Strokes don’t just happen to old people. You should be making lifestyle and diet choices in your 20’s and 30’s to actively prevent a stroke. The fact that so many more younger people are having strokes also means that they’re related to our everyday lifestyle choices. Read below for the every day activities you can cut back on to reduce the risk of a stroke.
Poor Diet: Nothing good comes out of eating poorly. Let’s remind ourselves of what some of the basics of poor eating are: high sugar, sodium, refined carbohydrates, refined vegetable oils, fried foods, saturated & trans fats among others. It is imperative for your health that you eat as many organic vegetables, fruit, complex carbohydrates, meats, polyunsaturated & monounsaturated fats/oils as you can. A poor diet can lead to many diseases including stroke.
Drinking Too Much: While most of us enjoy social drinking every now & then, it is not a good idea to have more than a few drinks per week when it comes to staying healthy and avoiding a stroke. Alcohol raises your blood pressure which is the most important risk factor for stroke and can increase your chances of becoming diabetic, and diabetes doubles your risk of stroke. Drinking alcohol can change how your body responds to insulin, a hormone that helps use up the sugar in your blood.
Lack of Exercise: Like the saying goes, “a body in motion stays in motion, a body at rest stays at rest.” We are made to move. Physical activity releases endorphins, powerful brain chemicals that lift your spirits and make you feel good. Exercise also keeps us in great physical shape which is important for staying healthy and avoiding diseases such as stroke. Working out improves the overall health of your blood vessels and heart, and lowers your blood pressure.

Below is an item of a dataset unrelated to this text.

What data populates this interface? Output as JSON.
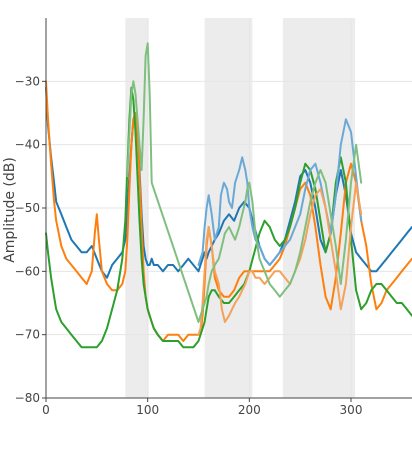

Smoking: As obvious as this whole list seems to me, this point is the most obvious. In the year 2017, who on earth doesn’t know the incredibly negative consequences of smoking…? Smoking increases the buildup of plaque in the blood vessels and causes them to thicken and narrow. It damages the cells that line the blood vessels, and makes the blood more sticky and likely to clot. It also lowers good cholesterol. Stroke is a cardiovascular disease. Quit smoking today!
Stress: Stress is causing a lot of health crises in people of all ages today. You can lower your stroke risk by attempting to reduce the stress in your life. High levels of stress impact health issues like high blood pressure that have been linked to stroke. Remember “Don’t sweat the small stuff,” and find a meditation technique that you can practice on a daily basis.